Awards: University of Winnipeg Gold Medal in Geography, Dean's Honor List-Student of Highest Distinction; Academic Proficiency Scholarship, Winnipeg Rh Institute; ESRI Canada GIS Scholarship/Award, ESRI Canada; Brian Evans Memorial Scholarship in Geography; Marcia Anne Faurer/Peter Bennett Memorial Scholarship in Geography; Entrance Scholarship, McBean Foundation; Connor Clark and Lunn Financial Group Scholarship.
How have you helped improve your community?
Contributing to the vibrancy and resilience of my community is at the core of my identity. Over the last nine years, I have volunteered with student groups, professional organizations, boards, arts and cultural organizations, citizen science, and environmental scanning projects. These include contributing to the Manitoba GIS Users Group, the Saskatoon Horticultural Society, the Saskatoon Food Council, and Wild About Saskatoon. I have supported the work of a homelessness census in both Winnipeg and Saskatoon, helped lead an outdoor festival that won a local tourism award. I have also contributed to multiple community groups' strategic direction, including the Saskatoon Food Council and the Saskatoon Horticultural Society. As a member of the Gardener Magazine editorial committee, I help choose engaging content and support sustainable gardening practices for a nationally circulated publication. The City of Saskatoon featured me as an environmental leader in the community for a climate change action campaign.
What does it mean to be named one of the Lang Scholars?

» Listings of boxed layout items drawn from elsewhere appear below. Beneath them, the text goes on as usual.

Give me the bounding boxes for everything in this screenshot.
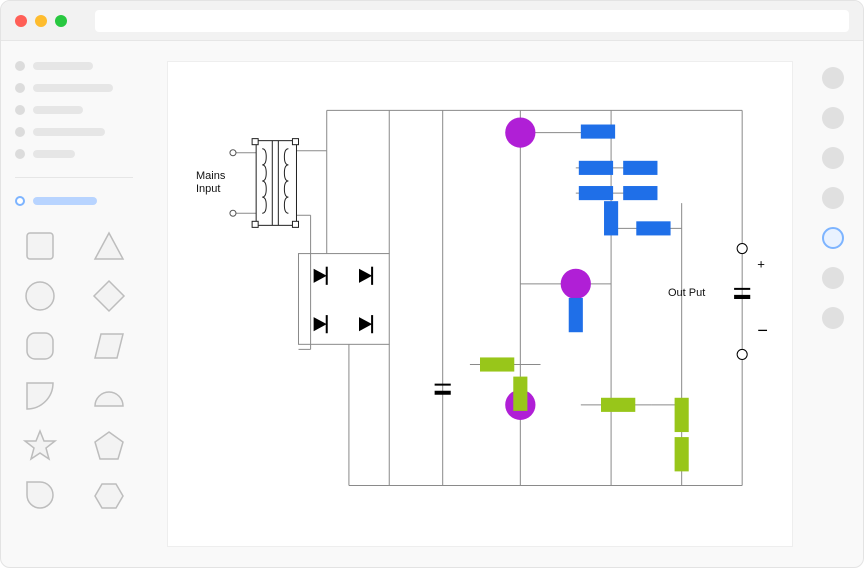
bullet-icon: [15, 105, 25, 115]
transformer-icon: [252, 139, 298, 228]
canvas[interactable]: + − Mains Input Out Put: [167, 61, 793, 547]
layer-row[interactable]: [15, 149, 133, 159]
svg-text:+: +: [757, 257, 765, 272]
circuit-svg: + −: [168, 62, 792, 546]
right-panel: [803, 41, 863, 567]
capacitor-icon: [435, 289, 751, 393]
shape-star[interactable]: [15, 428, 64, 464]
layer-list: [15, 61, 133, 159]
shape-pentagon[interactable]: [84, 428, 133, 464]
bullet-icon: [15, 127, 25, 137]
layer-label: [33, 84, 113, 92]
bullet-icon: [15, 61, 25, 71]
bullet-icon: [15, 149, 25, 159]
url-bar[interactable]: [95, 10, 849, 32]
window-controls: [15, 15, 67, 27]
layer-row[interactable]: [15, 61, 133, 71]
tool-slot-3[interactable]: [822, 187, 844, 209]
svg-text:−: −: [757, 320, 768, 340]
layer-row[interactable]: [15, 105, 133, 115]
canvas-area: + − Mains Input Out Put: [147, 41, 803, 567]
tool-slot-5[interactable]: [822, 267, 844, 289]
shape-parallelogram[interactable]: [84, 328, 133, 364]
bullet-icon: [15, 83, 25, 93]
layer-label: [33, 106, 83, 114]
main-body: + − Mains Input Out Put: [1, 41, 863, 567]
active-layer-row[interactable]: [15, 196, 133, 206]
label-mains-input: Mains Input: [196, 170, 225, 196]
tool-slot-2[interactable]: [822, 147, 844, 169]
diode-icon: [314, 267, 372, 334]
layer-label: [33, 128, 105, 136]
shape-diamond[interactable]: [84, 278, 133, 314]
circuit-diagram: + − Mains Input Out Put: [168, 62, 792, 546]
tool-slot-6[interactable]: [822, 307, 844, 329]
shape-circle[interactable]: [15, 278, 64, 314]
active-layer-label: [33, 197, 97, 205]
shape-palette: [15, 224, 133, 514]
shape-triangle[interactable]: [84, 228, 133, 264]
left-panel: [1, 41, 147, 567]
radio-icon: [15, 196, 25, 206]
label-output: Out Put: [668, 287, 705, 300]
tool-slot-4[interactable]: [822, 227, 844, 249]
shape-rounded-square[interactable]: [15, 328, 64, 364]
layer-row[interactable]: [15, 83, 133, 93]
layer-row[interactable]: [15, 127, 133, 137]
layer-label: [33, 62, 93, 70]
close-button[interactable]: [15, 15, 27, 27]
zoom-button[interactable]: [55, 15, 67, 27]
tool-slot-0[interactable]: [822, 67, 844, 89]
layer-label: [33, 150, 75, 158]
tool-slot-1[interactable]: [822, 107, 844, 129]
transistor-node-icon: [505, 117, 591, 420]
shape-quarter-circle[interactable]: [15, 378, 64, 414]
shape-teardrop[interactable]: [15, 478, 64, 514]
titlebar: [1, 1, 863, 41]
minimize-button[interactable]: [35, 15, 47, 27]
shape-half-circle[interactable]: [84, 378, 133, 414]
shape-hexagon[interactable]: [84, 478, 133, 514]
app-window: + − Mains Input Out Put: [0, 0, 864, 568]
divider: [15, 177, 133, 178]
shape-square[interactable]: [15, 228, 64, 264]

Being named a Lang Scholar is an incredible honour. I am also humbled that the selection committee felt my work embodies the values of the Gordon S. Lang School of Business and Economics. I am honoured to be a part of this group of ethical, responsible, and engaged leaders whose work will lead to a more sustainable world. For me, becoming a Lang Scholar is an opportunity to think about what is possible because I see this as a springboard toward my future.
Why did you choose Lang over other business schools?
Lang's M.A. in Leadership program stood out to me because of the unique program design and faculty members with expertise relevant to my leadership interests. Working while completing this program is valuable to me as I grow as a leader. As someone from the non-profit sector, attending a business school with a solid commitment to sustainability and community engagement was also critical in my decision.
At Lang, we are committed to developing leaders for a sustainable world. How do you think business can be used as a force for good?
To me, organizations can be a force for good when their leaders, culture, and context align with society's values and use their influence to advance them. Even the smallest businesses can significantly impact their communities, and it is up to us, as owners, leaders, scholars, and students, to foster positive change. Therefore, it is essential to ground leadership in sustainable, equitable, and ethical practices through education and research. In doing this, Lang is supporting leaders and their organizations with tools to tackle the challenges that face societies.
What skills do you hope to gain during your program?
I am excited to immerse myself in the challenging and rewarding work of studying, researching, collaborating, and writing throughout the program. I am also eager to expand my professional network. But, most of all, I am motivated to enrich my leadership practices through a rigorous academic program.